Wednesday, February 24, 2010

Law Abiding Citizen [2009]

Scanning the reviews on Metacritic – this film is bashed for being torture/porn and compared to Saw. I just don’t see it. It’s an over the top revenge film that does have some contraption kills – but it’s certainly not Saw.

The wife and child of Clyde Shelton (played by Gerard Butler) are killed during the course of a robbery. An ambitious assistant DA, Nick Rice (played by Jamie Foxx), decides to make sure that at least one of the perpetrators get what they deserve even if it means the other gets a light sentence. The only problem is the deal that he makes lets the wrong guy off – and Clyde is mad – 10 years later Clyde enacts a plan – and as we find out “If Clyde wants you dead. You’re dead.” Even if Clyde is behind bars!!!

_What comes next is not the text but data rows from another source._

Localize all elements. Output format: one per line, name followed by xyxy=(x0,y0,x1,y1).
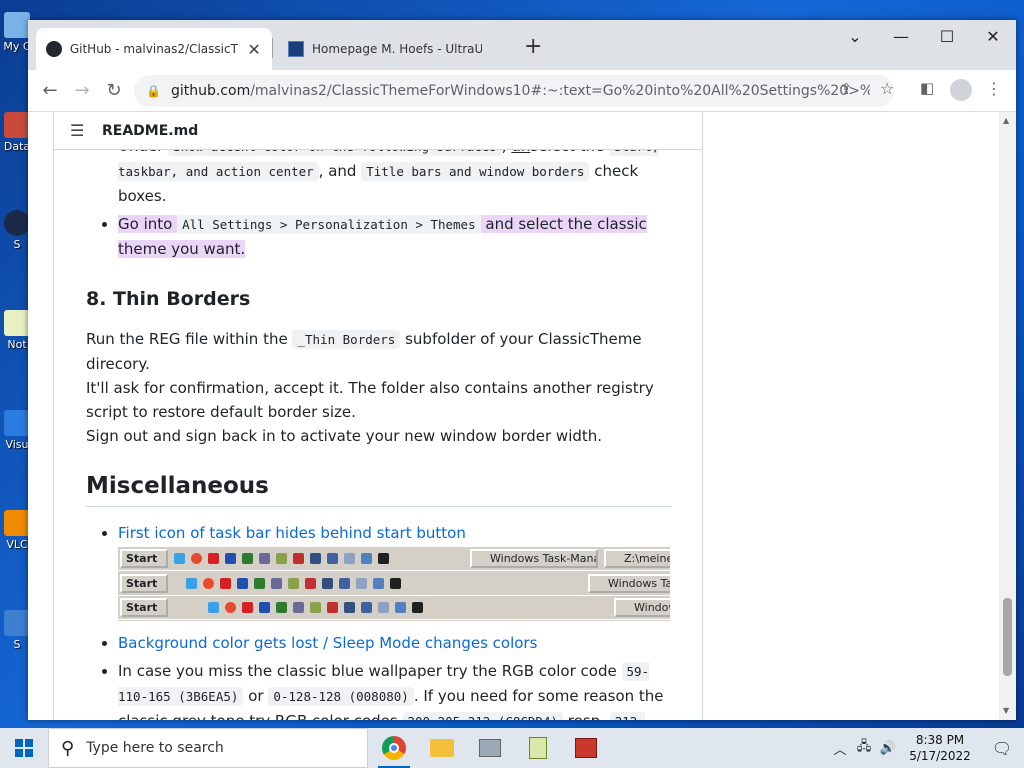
taskbar-notepad[interactable] xyxy=(514,728,562,768)
app-icon xyxy=(4,610,30,636)
section-heading-miscellaneous: Miscellaneous xyxy=(86,474,672,507)
app-icon xyxy=(4,210,30,236)
start-button[interactable] xyxy=(0,728,48,768)
site-icon xyxy=(288,41,304,57)
notepad-icon xyxy=(4,310,30,336)
section-heading-thin-borders: 8. Thin Borders xyxy=(86,288,251,310)
taskbar-chrome[interactable] xyxy=(370,728,418,768)
share-icon[interactable]: ⇪ xyxy=(840,80,853,98)
data-icon xyxy=(4,112,30,138)
scroll-up-icon[interactable]: ▲ xyxy=(1003,116,1009,125)
link-first-icon[interactable]: First icon of task bar hides behind star… xyxy=(118,524,466,542)
maximize-button[interactable]: ☐ xyxy=(924,20,970,52)
star-icon[interactable]: ☆ xyxy=(880,79,894,98)
chevron-down-icon[interactable]: ⌄ xyxy=(832,20,878,52)
list-item: Background color gets lost / Sleep Mode … xyxy=(118,631,672,655)
markdown-body: Under Show accent color on the following… xyxy=(86,134,672,720)
link-background-color[interactable]: Background color gets lost / Sleep Mode … xyxy=(118,634,537,652)
list-item: In case you miss the classic blue wallpa… xyxy=(118,659,672,720)
page-content: ☰ README.md Under Show accent color on t… xyxy=(28,112,1016,720)
computer-icon xyxy=(4,12,30,38)
taskbar-app2[interactable] xyxy=(562,728,610,768)
shot-row: Start Windows Task- xyxy=(118,572,670,596)
browser-window: GitHub - malvinas2/ClassicThemeForWindow… xyxy=(28,20,1016,720)
back-button[interactable]: ← xyxy=(34,75,66,107)
side-panel-icon[interactable]: ◧ xyxy=(920,79,934,97)
tab-github[interactable]: GitHub - malvinas2/ClassicThemeForWindow… xyxy=(36,28,272,70)
scrollbar-thumb[interactable] xyxy=(1003,598,1012,676)
forward-button[interactable]: → xyxy=(66,75,98,107)
notification-icon[interactable]: 🗨 xyxy=(980,739,1024,758)
paragraph: Run the REG file within the _Thin Border… xyxy=(86,330,654,445)
close-window-button[interactable]: ✕ xyxy=(970,20,1016,52)
folder-icon xyxy=(430,739,454,757)
shot-row: Start Window xyxy=(118,596,670,620)
chrome-icon xyxy=(382,736,406,760)
monitor-icon xyxy=(479,739,501,757)
system-tray: ︿ 🖧 🔊 8:38 PM 5/17/2022 🗨 xyxy=(828,728,1024,768)
clock[interactable]: 8:38 PM 5/17/2022 xyxy=(900,732,980,764)
taskbar: ⚲ Type here to search ︿ 🖧 🔊 8:38 PM 5/17… xyxy=(0,728,1024,768)
github-icon xyxy=(46,41,62,57)
taskbar-screenshot: Start Windows Task-Manager Z:\meines Sta… xyxy=(118,547,670,621)
app-icon xyxy=(575,738,597,758)
reload-button[interactable]: ↻ xyxy=(98,75,130,107)
readme-header: ☰ README.md xyxy=(54,112,702,150)
tab-homepage[interactable]: Homepage M. Hoefs - UltraUXThemePatcher xyxy=(278,28,518,70)
taskbar-search[interactable]: ⚲ Type here to search xyxy=(48,728,368,768)
chevron-up-icon[interactable]: ︿ xyxy=(828,739,852,758)
tab-strip: GitHub - malvinas2/ClassicThemeForWindow… xyxy=(28,20,1016,70)
menu-icon[interactable]: ⋮ xyxy=(986,79,1002,98)
windows-logo-icon xyxy=(15,739,33,757)
notepad-icon xyxy=(529,737,547,759)
close-icon[interactable]: ✕ xyxy=(246,40,262,59)
vlc-icon xyxy=(4,510,30,536)
network-icon[interactable]: 🖧 xyxy=(852,737,876,759)
list-item: First icon of task bar hides behind star… xyxy=(118,521,672,621)
search-icon: ⚲ xyxy=(61,737,75,759)
toolbar: ← → ↻ 🔒 github.com/malvinas2/ClassicThem… xyxy=(28,70,1016,112)
volume-icon[interactable]: 🔊 xyxy=(876,741,900,756)
outline-icon[interactable]: ☰ xyxy=(70,121,102,140)
profile-avatar[interactable] xyxy=(950,79,972,101)
scroll-down-icon[interactable]: ▼ xyxy=(1003,706,1009,715)
address-bar[interactable]: 🔒 github.com/malvinas2/ClassicThemeForWi… xyxy=(134,75,894,107)
shot-row: Start Windows Task-Manager Z:\meines xyxy=(118,547,670,571)
new-tab-button[interactable]: + xyxy=(524,34,542,59)
list-item-highlighted: Go into All Settings > Personalization >… xyxy=(118,212,672,261)
taskbar-app[interactable] xyxy=(466,728,514,768)
readme-container: ☰ README.md Under Show accent color on t… xyxy=(53,112,703,720)
vertical-scrollbar[interactable]: ▲ ▼ xyxy=(999,112,1016,720)
lock-icon: 🔒 xyxy=(146,84,161,98)
taskbar-file-explorer[interactable] xyxy=(418,728,466,768)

This is a cat and mouse chase kind of who is smarter than whom - revenge tale. Clyde plays with Nick and his group of cops & prosecutors – as he teaches them a lesson. I don’t think anyone out there would disagree that this “lesson” is worth learning – as the law is set-up to protect its citizens – not to let killers go free. It’s the execution of the lesson plan (pun-pun-pa-pun-pun) that raises the question.

Can the “hero” of the film be the one killing innocent people? Or is the hero of the film the one who let an innocent family’s killer go free?

My problem with the film is that I think the message gets a little muddled – and they tend to over-sympathize with Clyde – therefore making it harder to root for Nick. Maybe it’s the script – maybe it’s the actors – but it’s hard to feel sorry for what seems like an unsympathetic and cocky prosecutor – who has his entire life in front of him – and doesn’t regret making the deal to let the killer go free. Versus’ a scorned father – who’s charisma almost makes you forgive the fact that he’s causing horrible things to happen to people.

Your like or dislike of this film is ultimately going to be based on who you like more – rather than based on who is “right”. Both characters are ultimately “right” and “wrong” in their decisions – the DA does his job the way the law allows him to do his job even if it means making deals with murderers – Clyde is taking out the trash but also crosses the line on whom he considers “trash”. Considering one character is more sympathetic than the other – if you whole-heartedly disagree with Clyde – then you will probably dislike the film.

The direction was standard – as was the entire production – nothing that makes it stand out. I finished it maybe a half-hour ago – and there wasn’t truly any memorable scenes that make me want to watch it again. The acting was all right – though I thought Foxx should’ve come off as more sympathetic than he did.

I liked the film more than I disliked it – there was enough intrigue that kept me interested – and even though there were some big plot holes (the most glaring of which addressed head-on as soon as I thought it up) – I didn’t mind rooting for Clyde and his quest taking down the “corrupt” system. On first viewing – I’ll give it a 4 out of 5 – but I can see it settling more around a 3 if I watched it again in the near future.